Many readers of this column have asked me about IT security courses and certifications. Which one is the most suitable and whether these courses are available locally. I want to oblige today and list three essential IT security certifications.
These security certifications can significantly bolster your curriculum vitae and assist in job retention. Generally, choosing which certification you do is dependent on the career road map you have outlined for yourself.
So once you have decided that your career road map is IT security, it is important to appreciate that the best certification for you depends on your education, skills, and goals. For this reason, when pursuing any professional accreditation you should give much care and thought to your experience, skills, goals, education and desired career path.
One of the pre-eminent IT security accreditations is the Certified Information Systems Security Professional (CISSP).

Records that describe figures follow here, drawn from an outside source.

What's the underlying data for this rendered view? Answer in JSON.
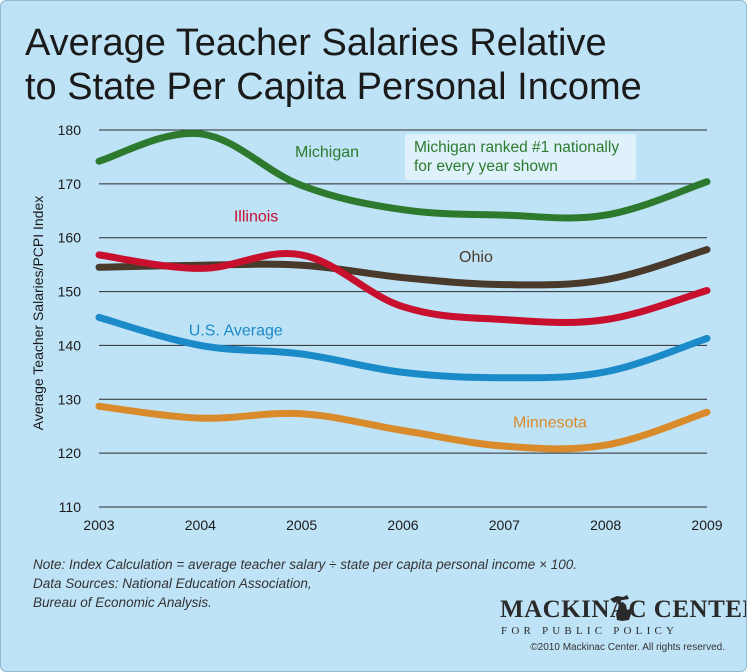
{
  "title_lines": [
    "Average Teacher Salaries Relative",
    "to State Per Capita Personal Income"
  ],
  "callout_lines": [
    "Michigan ranked #1 nationally",
    "for every year shown"
  ],
  "note_lines": [
    "Note: Index Calculation = average teacher salary ÷ state per capita personal income × 100.",
    "Data Sources: National Education Association,",
    "Bureau of Economic Analysis."
  ],
  "logo": {
    "name": "MACKINAC CENTER",
    "sub": "FOR PUBLIC POLICY",
    "copyright": "©2010 Mackinac Center. All rights reserved."
  },
  "chart_data": {
    "type": "line",
    "title": "Average Teacher Salaries Relative to State Per Capita Personal Income",
    "xlabel": "",
    "ylabel": "Average Teacher Salaries/PCPI Index",
    "x": [
      "2003",
      "2004",
      "2005",
      "2006",
      "2007",
      "2008",
      "2009"
    ],
    "ylim": [
      110,
      180
    ],
    "yticks": [
      110,
      120,
      130,
      140,
      150,
      160,
      170,
      180
    ],
    "grid": true,
    "legend": "none (series labeled inline)",
    "series": [
      {
        "name": "Michigan",
        "color": "#2d7a2f",
        "values": [
          174.2,
          179.3,
          169.7,
          165.2,
          164.2,
          164.2,
          170.4
        ]
      },
      {
        "name": "Illinois",
        "color": "#c8102e",
        "values": [
          156.8,
          154.3,
          156.8,
          147.2,
          144.8,
          144.8,
          150.2
        ]
      },
      {
        "name": "Ohio",
        "color": "#4a3a2c",
        "values": [
          154.5,
          154.9,
          154.9,
          152.6,
          151.3,
          152.2,
          157.8
        ]
      },
      {
        "name": "U.S. Average",
        "color": "#1b8ac9",
        "values": [
          145.2,
          140.0,
          138.4,
          135.0,
          134.0,
          135.1,
          141.3
        ]
      },
      {
        "name": "Minnesota",
        "color": "#d98b2b",
        "values": [
          128.7,
          126.5,
          127.3,
          124.2,
          121.3,
          121.5,
          127.6
        ]
      }
    ]
  }
}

This certification is administered by the International Information Systems Security Certification Consortium, commonly known as (ISC)². (ISC)² is a global vendor neutral not-for-profit organization that provides various information security certification programs.
CISSP is a globally respected certification that is designed for security industry professionals with at least five years of full-time experience. It is internationally recognized for validating a candidate’s expertise with operations, network and physical security, as well as the ability to manage risk and understand legal compliance responsibilities and other security related elements.
The exam is particularly daunting. It consists of 250 questions with four options each and is six hours long. You can obtain more information from www.isc2.org.
Another accreditation worth pursuing is Security+ offered by the Computing Technology Industry Association (CompTIA). This certification is vendor neutral and recommends at least two years of on-the-job technical networking experience. It validates knowledge on organizational security, cryptography, assessments and audits, access control security systems, access control and network infrastructure. You can find out more about Security+ from www.comptia.org.
There are, of course, other security certifications out there. The Certified Information Security Manager (CISM) certification is for security professionals who manage, design, oversee and/or assess an organization’s information security. CISM is offered by ISACA. The website is www.isaca.org.
Certification in itself is not the end. These certifications should instead be pursued with the aim of enhancing your IT security skills and providing an additional competitive advantage that sets you apart from the crowded IT field.